BOSK makes a strong first impression with its striking minimal set pieces in the form of seven stylized tree sculptures by Daniel Adame. They are placed as far downstage as props can possibly go, and create the impression of a papier-mâché forrest. Then the dancers enter the stage, and a frightful-voiced narrator tells of a semi-horrific tale of being killed by bunnies while in search of mythic deer. Laughter from the audience begins early on, and doesn't let up.
BOSK is presented in a narrative framework, but the story is not the main focus here; it's a tool used to release a wide-range of savvy movement. The choreography at times calls for rigid, angular spasms while at others it is dictated by the weight of the body thrown back and forth. The point of initiation also changes; in some sections the movement begins from the core, in others the fingers and feet lead. Fescennine's music is a great accompaniment and matches the shifts in mood perfectly.

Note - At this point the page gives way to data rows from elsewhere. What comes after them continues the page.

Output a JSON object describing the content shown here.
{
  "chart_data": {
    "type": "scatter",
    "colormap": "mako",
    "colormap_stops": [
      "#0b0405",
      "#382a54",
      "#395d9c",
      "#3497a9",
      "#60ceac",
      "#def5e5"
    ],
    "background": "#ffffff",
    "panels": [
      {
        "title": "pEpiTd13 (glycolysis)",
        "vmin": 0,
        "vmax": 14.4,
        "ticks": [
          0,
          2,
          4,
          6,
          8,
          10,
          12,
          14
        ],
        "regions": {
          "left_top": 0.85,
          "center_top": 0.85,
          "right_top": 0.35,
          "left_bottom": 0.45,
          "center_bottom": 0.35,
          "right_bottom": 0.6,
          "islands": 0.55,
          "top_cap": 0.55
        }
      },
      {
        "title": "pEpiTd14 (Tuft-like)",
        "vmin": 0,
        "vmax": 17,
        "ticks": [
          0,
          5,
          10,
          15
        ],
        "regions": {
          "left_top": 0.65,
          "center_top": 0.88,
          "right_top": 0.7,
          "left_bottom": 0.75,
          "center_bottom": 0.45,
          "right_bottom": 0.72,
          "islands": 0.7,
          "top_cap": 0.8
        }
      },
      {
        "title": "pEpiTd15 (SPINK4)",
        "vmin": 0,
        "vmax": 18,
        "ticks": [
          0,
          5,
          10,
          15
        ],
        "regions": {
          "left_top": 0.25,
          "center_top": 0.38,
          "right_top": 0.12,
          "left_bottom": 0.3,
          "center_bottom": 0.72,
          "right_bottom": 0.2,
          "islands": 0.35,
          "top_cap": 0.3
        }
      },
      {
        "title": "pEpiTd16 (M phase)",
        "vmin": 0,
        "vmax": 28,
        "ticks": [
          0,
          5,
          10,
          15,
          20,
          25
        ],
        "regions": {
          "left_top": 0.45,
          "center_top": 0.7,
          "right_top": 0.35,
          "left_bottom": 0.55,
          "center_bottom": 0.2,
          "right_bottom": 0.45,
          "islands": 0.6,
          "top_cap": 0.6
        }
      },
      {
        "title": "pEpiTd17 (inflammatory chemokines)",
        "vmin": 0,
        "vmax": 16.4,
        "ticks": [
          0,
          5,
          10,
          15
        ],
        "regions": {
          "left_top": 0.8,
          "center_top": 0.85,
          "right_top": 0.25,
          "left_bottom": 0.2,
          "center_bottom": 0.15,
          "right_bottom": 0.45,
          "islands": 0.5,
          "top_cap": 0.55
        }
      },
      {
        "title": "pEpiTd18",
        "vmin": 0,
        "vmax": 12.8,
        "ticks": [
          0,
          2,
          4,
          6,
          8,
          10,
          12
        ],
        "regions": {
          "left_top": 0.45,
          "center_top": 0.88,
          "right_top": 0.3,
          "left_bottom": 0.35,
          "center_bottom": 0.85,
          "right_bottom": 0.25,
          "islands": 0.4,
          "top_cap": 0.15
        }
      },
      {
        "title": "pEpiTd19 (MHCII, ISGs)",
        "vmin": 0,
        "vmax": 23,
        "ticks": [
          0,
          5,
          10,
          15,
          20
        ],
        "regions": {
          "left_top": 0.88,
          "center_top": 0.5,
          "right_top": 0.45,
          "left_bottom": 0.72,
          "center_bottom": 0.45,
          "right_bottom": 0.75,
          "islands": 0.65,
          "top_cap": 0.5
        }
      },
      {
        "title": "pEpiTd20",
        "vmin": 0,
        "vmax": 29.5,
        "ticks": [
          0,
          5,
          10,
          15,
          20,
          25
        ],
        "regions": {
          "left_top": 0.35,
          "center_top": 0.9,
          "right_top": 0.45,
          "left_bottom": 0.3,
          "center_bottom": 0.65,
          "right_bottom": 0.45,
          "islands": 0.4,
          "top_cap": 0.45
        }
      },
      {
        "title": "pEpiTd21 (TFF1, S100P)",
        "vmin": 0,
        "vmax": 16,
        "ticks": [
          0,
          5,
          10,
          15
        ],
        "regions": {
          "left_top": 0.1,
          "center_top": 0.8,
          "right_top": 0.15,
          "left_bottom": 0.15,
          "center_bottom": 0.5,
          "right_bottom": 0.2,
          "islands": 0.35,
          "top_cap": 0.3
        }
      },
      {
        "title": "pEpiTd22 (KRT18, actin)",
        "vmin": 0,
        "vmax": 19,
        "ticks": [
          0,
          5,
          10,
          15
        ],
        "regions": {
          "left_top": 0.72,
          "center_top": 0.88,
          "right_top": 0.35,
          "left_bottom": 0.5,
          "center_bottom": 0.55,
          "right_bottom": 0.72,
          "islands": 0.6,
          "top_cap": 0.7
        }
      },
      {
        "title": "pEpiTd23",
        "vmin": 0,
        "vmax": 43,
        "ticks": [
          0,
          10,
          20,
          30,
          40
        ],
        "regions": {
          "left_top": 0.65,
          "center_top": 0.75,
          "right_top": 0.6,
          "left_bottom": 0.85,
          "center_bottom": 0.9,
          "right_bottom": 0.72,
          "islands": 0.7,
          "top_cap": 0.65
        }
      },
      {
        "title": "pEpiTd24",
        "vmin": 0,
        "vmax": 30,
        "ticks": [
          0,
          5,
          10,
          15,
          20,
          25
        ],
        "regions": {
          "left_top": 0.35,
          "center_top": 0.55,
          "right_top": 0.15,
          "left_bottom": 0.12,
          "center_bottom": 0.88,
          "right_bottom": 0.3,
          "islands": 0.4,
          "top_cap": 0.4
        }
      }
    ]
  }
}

And speaking of moods, these woodland inhabitants are some temperamental creatures, especially the bunnies. When they take the stage for the first time, they are docile, timid little things. They paw the air, jut their heads in all directions to survey their locale and bounce around like Energizer Bunnies on acid. They're even funnier when they turn sassy, and hit ironic hot-bunny poses to electro beats. The posse eventually goes gangsta, charging downstage then upstage before dropping-it-like-its-hot and backing-that-thang-up. All while wearing jumbo-sized rabbit ears, mind you.
There is also a herd of deer to be noted, a herd of languorous, prodding, faux-regal deer to be exact. These deer stutter before they leap, and prance as if their upper bodies are made of jelly. What's so great about these scenes is that the dancers make their characters elegant even in their parody. With their deer-in-the-headlight faces, we laugh with them as if we've been given access to an inside joke.
For all its levity, there is an ominous energy that runs throughout the dance that lends a bit of weighted gravity. The dark, wood-like atmosphere steers the audience from getting too lost in the fun and games. After all, death is around the corner.
And something must be said about the Suchu Dance company members, so tireless in their limitless energy and so fun in their comedic timing. All seven dancers were uniform in the level of their robust and mystifying dance. I feel like I must name them just for the sake of hi-fiving their wonderful work on this show. Shanon Adams, Ashley Horn, Sarah Leung, Aileen Mapes, Leo Munoz, Tina Shariffskul, Prudence Sun.
In addition to its many charms, BOSK is also special because it's the last show the company will perform at its previous home of the Barnevelder Theater. It's an end of an era, but Suchu is leaving on an especially high note. I'm excited to see what spaces Wood will explore, and what adventures she will take us on next.